Capita anche che i genitori dei ragazzi in età scolare vengano contattati dagli insegnanti perché i figli improvvisamente mostrano difficoltà di attenzione e concentrazione, con ripercussioni sul rendimento scolastico. Se da un lato gli studi di fase 3 non hanno evidenziato effetti avversi di tipo neurologico né psichiatrico della cura con ETI, eccetto la cefalea, dall’altro lato troviamo numerose segnalazioni di questo tipo in letteratura.

Sappiamo che CFTR è espresso in modo ubiquitario nel sistema nervoso centrale e periferico nel periodo fetale e rimane espresso lungo l’asse ipotalamo-ipofisario in era post-natale.

Tuttavia, non è ancora chiara l’importanza di CFTR a tale livello: non
presentando i pazienti con FC difficoltà mentali, si ritiene che la disfunzione/assenza di CFTR a livello cerebrale sia compensata dall’attività di altri canali ionici.
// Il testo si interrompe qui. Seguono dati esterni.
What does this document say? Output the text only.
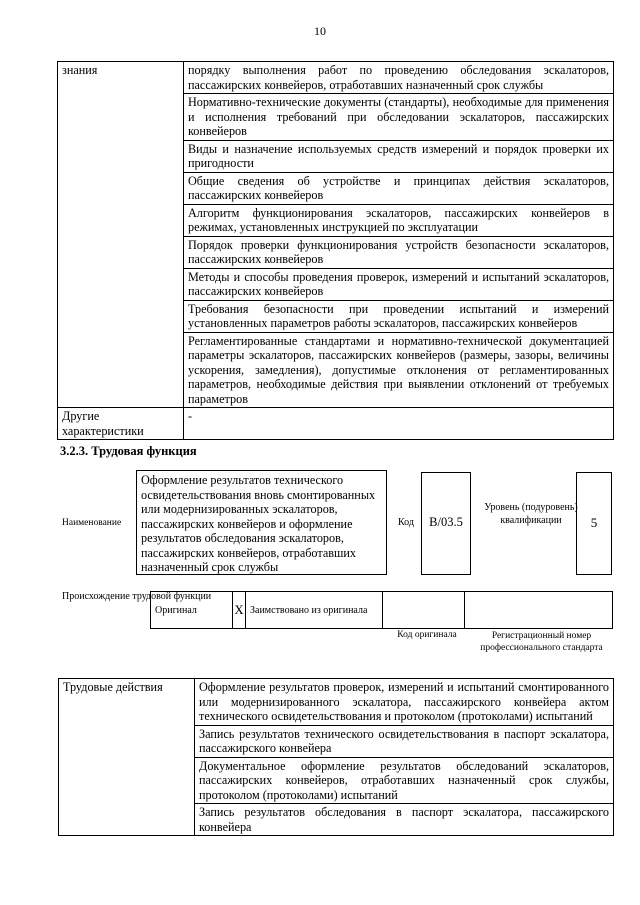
10
знания	порядку выполнения работ по проведению обследования эскалаторов, пассажирских конвейеров, отработавших назначенный срок службы
	Нормативно-технические документы (стандарты), необходимые для применения и исполнения требований при обследовании эскалаторов, пассажирских конвейеров
	Виды и назначение используемых средств измерений и порядок проверки их пригодности
	Общие сведения об устройстве и принципах действия эскалаторов, пассажирских конвейеров
	Алгоритм функционирования эскалаторов, пассажирских конвейеров в режимах, установленных инструкцией по эксплуатации
	Порядок проверки функционирования устройств безопасности эскалаторов, пассажирских конвейеров
	Методы и способы проведения проверок, измерений и испытаний эскалаторов, пассажирских конвейеров
	Требования безопасности при проведении испытаний и измерений установленных параметров работы эскалаторов, пассажирских конвейеров
	Регламентированные стандартами и нормативно-технической документацией параметры эскалаторов, пассажирских конвейеров (размеры, зазоры, величины ускорения, замедления), допустимые отклонения от регламентированных параметров, необходимые действия при выявлении отклонений от требуемых параметров
Другие характеристики	-
3.2.3. Трудовая функция
Наименование
Оформление результатов технического освидетельствования вновь смонтированных или модернизированных эскалаторов, пассажирских конвейеров и оформление результатов обследования эскалаторов, пассажирских конвейеров, отработавших назначенный срок службы
Код	B/03.5
Уровень (подуровень) квалификации	5
Происхождение трудовой функции
Оригинал	X	Заимствовано из оригинала		
Код оригинала	Регистрационный номер профессионального стандарта
Трудовые действия	Оформление результатов проверок, измерений и испытаний смонтированного или модернизированного эскалатора, пассажирского конвейера актом технического освидетельствования и протоколом (протоколами) испытаний
Запись результатов технического освидетельствования в паспорт эскалатора, пассажирского конвейера
Документальное оформление результатов обследований эскалаторов, пассажирских конвейеров, отработавших назначенный срок службы, протоколом (протоколами) испытаний
Запись результатов обследования в паспорт эскалатора, пассажирского конвейера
D’altra parte, è fondamentale considerare che la salute mentale è inevitabilmente condizionata da molteplici fattori: se da un lato l’inizio delle nuove cure determina indubbiamente un miglioramento della qualità di vita dei pazienti, dall’altro possono insorgere sintomi d’ansia, legati ai cambiamenti della propria immagine corporea, della prospettiva di vita, nonché al timore che le nuove cure abbiano un’efficacia limitata nel tempo.

Di fronte a questi scenari, risulta (come sempre) fondamentale confrontarsi con l’equipe del proprio Centro FC di riferimento: l’analisi di ogni singolo caso andrà svolta in collaborazione tra Psicologo, clinici e tutto il personale che conosce da tempo il paziente, per comprendere al meglio l’origine dei disturbi riferiti e le possibili strategie per trattarli. In attesa di studi più completi, che forniscano maggiori informazioni sulla correlazione tra disturbi neuro-psicologici e le nuove terapie.